When you apply these questions to Whistl, it is hard to conclude that its proposition was based on any fundamental market innovation. You could argue that investing in your own postmen to actually post the letters (rather than simply using Royal Mail’s downstream access) is unique and, at a stretch, innovative. Even if that is true, it doesn’t look like the market saw things the same way.
So two firms in the logistics space suffer due to a lack of any purposeful innovation. Can we conclude that logistics is a lost cause? An innovation desert? Thankfully, no. One only has to glance to a different corner of the logistics landscape – newspapers – to see a parallel to Whistl, but with a markedly different outcome.

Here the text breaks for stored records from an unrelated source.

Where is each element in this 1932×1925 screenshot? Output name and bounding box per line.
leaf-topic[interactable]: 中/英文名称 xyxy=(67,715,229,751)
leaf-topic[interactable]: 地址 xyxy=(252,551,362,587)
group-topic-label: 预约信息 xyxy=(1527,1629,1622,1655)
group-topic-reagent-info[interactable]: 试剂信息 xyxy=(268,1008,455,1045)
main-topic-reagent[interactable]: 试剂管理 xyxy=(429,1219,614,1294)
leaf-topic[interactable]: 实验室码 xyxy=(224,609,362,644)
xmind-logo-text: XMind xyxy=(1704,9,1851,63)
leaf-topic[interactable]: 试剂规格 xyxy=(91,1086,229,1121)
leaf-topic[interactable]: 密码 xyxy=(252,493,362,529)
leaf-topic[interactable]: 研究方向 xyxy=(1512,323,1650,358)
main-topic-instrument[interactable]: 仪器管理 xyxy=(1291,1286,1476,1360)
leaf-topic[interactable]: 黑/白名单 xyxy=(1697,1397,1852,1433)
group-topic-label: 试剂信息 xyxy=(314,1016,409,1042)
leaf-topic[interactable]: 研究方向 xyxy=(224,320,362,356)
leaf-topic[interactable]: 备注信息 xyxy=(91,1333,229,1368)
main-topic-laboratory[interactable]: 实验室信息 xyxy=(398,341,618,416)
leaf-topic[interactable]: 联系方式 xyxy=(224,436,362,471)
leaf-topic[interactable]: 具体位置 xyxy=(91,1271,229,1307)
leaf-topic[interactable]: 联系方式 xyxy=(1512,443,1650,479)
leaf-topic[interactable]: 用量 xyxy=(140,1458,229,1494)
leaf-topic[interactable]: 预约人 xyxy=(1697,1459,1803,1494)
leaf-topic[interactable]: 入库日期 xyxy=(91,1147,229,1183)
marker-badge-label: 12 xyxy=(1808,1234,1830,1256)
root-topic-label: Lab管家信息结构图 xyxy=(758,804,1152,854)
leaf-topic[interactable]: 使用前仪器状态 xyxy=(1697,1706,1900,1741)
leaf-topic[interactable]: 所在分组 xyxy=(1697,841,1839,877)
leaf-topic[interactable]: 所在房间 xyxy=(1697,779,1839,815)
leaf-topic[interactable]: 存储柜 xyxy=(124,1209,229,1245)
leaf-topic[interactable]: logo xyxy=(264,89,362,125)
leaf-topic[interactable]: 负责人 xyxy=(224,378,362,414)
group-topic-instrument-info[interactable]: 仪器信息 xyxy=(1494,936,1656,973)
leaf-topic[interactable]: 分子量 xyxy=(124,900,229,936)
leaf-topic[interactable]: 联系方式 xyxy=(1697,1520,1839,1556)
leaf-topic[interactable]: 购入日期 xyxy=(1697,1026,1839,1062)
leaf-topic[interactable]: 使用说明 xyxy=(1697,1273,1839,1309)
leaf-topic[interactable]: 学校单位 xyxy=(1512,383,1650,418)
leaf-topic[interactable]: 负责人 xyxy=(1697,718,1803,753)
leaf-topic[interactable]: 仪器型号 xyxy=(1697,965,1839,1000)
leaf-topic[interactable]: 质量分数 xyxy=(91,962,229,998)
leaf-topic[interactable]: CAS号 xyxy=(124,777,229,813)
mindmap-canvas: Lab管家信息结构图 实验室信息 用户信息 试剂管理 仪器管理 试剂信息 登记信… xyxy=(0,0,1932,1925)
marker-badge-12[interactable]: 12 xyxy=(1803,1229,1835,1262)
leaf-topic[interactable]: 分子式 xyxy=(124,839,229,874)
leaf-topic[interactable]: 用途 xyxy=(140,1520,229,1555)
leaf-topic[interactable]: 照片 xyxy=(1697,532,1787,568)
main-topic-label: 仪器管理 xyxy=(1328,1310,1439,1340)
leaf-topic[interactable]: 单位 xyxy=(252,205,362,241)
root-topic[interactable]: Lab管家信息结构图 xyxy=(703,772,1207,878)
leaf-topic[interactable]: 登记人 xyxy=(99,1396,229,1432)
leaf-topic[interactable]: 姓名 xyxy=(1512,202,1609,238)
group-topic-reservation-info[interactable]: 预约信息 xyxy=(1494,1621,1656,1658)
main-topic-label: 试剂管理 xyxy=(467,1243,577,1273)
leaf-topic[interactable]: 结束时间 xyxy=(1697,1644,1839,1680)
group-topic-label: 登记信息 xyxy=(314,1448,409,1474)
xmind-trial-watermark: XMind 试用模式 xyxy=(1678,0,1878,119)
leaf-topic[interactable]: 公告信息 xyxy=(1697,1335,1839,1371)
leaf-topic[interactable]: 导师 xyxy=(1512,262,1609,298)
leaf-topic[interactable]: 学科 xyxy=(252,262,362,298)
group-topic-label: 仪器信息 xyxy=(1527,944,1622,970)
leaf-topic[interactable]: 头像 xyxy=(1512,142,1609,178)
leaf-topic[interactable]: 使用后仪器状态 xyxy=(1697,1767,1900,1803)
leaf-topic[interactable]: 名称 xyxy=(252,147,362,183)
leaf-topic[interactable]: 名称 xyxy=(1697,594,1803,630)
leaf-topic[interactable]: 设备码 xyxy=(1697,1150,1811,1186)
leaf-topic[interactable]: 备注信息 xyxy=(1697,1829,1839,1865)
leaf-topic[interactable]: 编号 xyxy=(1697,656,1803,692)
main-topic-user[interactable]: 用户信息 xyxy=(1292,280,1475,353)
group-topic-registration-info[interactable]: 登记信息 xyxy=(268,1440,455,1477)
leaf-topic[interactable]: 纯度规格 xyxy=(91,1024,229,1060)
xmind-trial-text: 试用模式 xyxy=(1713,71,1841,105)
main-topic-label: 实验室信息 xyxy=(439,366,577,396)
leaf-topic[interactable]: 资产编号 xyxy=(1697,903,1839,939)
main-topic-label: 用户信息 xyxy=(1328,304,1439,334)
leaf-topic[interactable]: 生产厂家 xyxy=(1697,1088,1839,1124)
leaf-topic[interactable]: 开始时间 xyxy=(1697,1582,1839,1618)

Like Whistl, Smiths News was formed during the break-up of a bigger group. For Whistl, this was TNT; for Smiths News it was WHSmith. Like Whistl, Smiths News is in a chronically declining market – delivering newspapers and magazines to retailers. To complete the parallel, the decline in both markets was caused by the same market disruption – the digitization of media.
Arguably, both companies invested in re-branding. Whistl was forced into it immediately as a result of the TNT split; Smiths News acted more recently with the launch of the Connect News and Media Group. But unlike Whistl, Smiths News embarked on an acquisition program aimed at leveraging its core strengths to support successful entries into new and growing markets. Put simply, it didn’t just wipe a new brand over an existing solution and expect success.
Of course, there are many other examples of successful innovation in logistics. Shutl’s dynamic approach to affordable same day delivery resulted in a sale to eBay last year. Hermes and Yodel’s investment in click and collect is a refreshing alternative to the problems of the final mile. So innovation is clearly alive and well in logistics. But we shouldn’t confuse innovation with re-branding. As Whistl says in one of its own adverts, “We have changed our name but not our services!” Yes – and that simply isn’t enough.